Four in 10 Brits say there is no sense of community spirit where they live, and that they don’t consider their neighbours to be good friends, a report shows.
The study of 2,000 people, commissioned by Lottoland, found over 56% had zero interest in getting to know their closest neighbour any better than they already do.
While quintessential Australian soap Neighbours taught us that good neighbours can become good friends, that’s only the case when neighbours actually talk to each other. The study found that the average adult knows the names of just five people in their street.
Over three quarters of respondents considered their neighbours to be acquaintances at best, while one in 10 said they saw their neighbours less than once a month.

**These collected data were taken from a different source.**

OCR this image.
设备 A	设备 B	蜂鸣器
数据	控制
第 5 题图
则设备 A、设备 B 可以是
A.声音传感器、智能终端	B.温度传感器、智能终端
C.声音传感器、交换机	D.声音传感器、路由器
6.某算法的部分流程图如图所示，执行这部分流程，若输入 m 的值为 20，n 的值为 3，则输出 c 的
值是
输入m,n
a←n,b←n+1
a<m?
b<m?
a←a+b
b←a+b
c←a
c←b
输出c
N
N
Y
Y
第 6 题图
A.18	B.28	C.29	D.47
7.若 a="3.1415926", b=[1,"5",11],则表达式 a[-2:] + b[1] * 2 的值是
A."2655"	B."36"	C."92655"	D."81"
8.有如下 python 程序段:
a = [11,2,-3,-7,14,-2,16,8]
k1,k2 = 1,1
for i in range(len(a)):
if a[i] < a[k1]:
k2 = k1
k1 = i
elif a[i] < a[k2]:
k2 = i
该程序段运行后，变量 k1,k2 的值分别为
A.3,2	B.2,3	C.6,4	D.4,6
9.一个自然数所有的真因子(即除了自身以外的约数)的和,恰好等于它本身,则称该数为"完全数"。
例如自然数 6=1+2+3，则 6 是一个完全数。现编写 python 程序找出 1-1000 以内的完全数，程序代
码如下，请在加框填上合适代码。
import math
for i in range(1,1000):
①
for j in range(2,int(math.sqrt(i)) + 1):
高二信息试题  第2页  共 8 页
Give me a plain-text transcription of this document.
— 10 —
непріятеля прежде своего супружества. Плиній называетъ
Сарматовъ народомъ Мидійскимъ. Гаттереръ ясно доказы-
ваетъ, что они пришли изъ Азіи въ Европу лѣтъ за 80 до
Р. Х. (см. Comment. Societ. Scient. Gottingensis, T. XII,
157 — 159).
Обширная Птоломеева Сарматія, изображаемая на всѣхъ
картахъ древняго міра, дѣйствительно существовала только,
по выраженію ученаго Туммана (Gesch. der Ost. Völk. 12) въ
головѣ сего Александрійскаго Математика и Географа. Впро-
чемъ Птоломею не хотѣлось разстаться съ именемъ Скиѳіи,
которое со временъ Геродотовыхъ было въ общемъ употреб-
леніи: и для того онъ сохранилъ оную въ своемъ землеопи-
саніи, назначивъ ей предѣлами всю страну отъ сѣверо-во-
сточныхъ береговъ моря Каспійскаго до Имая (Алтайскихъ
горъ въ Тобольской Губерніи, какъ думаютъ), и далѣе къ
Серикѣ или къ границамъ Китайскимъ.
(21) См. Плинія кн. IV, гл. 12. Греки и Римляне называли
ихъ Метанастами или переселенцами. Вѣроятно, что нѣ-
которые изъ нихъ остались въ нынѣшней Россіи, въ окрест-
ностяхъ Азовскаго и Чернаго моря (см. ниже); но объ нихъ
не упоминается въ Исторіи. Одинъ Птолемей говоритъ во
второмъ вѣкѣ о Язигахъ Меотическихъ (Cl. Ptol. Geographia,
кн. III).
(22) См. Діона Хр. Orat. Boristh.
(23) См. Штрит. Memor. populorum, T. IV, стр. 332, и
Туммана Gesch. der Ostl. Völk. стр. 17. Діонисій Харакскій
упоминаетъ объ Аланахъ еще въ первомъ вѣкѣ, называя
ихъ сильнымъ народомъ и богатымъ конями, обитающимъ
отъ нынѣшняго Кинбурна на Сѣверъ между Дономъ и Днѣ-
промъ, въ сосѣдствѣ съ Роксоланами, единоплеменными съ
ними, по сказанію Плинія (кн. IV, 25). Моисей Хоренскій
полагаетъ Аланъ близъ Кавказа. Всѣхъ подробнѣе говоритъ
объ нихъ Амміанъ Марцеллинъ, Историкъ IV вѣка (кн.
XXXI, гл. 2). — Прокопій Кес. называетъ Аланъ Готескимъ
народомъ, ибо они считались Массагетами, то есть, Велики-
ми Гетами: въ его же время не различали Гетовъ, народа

However, one in four admitted to considering knocking on a neighbour’s door as a way to get to know them better.
The homebuilding industry has previously been criticised for not considering community growth. While more homes are being built to meet government targets, two-thirds of people believe community infrastructure is being left behind.
When infrastructure isn’t properly considered, a swathe of homes can be built without consideration for the extra resources required by homeowners, such as the extension of doctor’s surgeries to account for new residents.
Within the self build industry, Graven Hill is one of the influential sites transforming homebuilding by creating self build communities, which feature primary schools, community centres, shops and restaurants.
The advantages of being friendly with your neighbours are plentiful. “It’s not just about borrowing a drill or a cup of sugar when you’re running low on baking supplies,” said a spokesman for Lottoland. “Being on close terms with those who live nearby can make your home a safer place – it’s like having an extra pair of eyes watching the place when you can’t be there.
“Introducing yourself to neighbours may seem daunting, but can bring lots of positives. It’s a nice feeling to know you have an ally nearby – and if you have another neighbour that’s not so nice or makes too much noise, you can chat about ways to approach the situation.”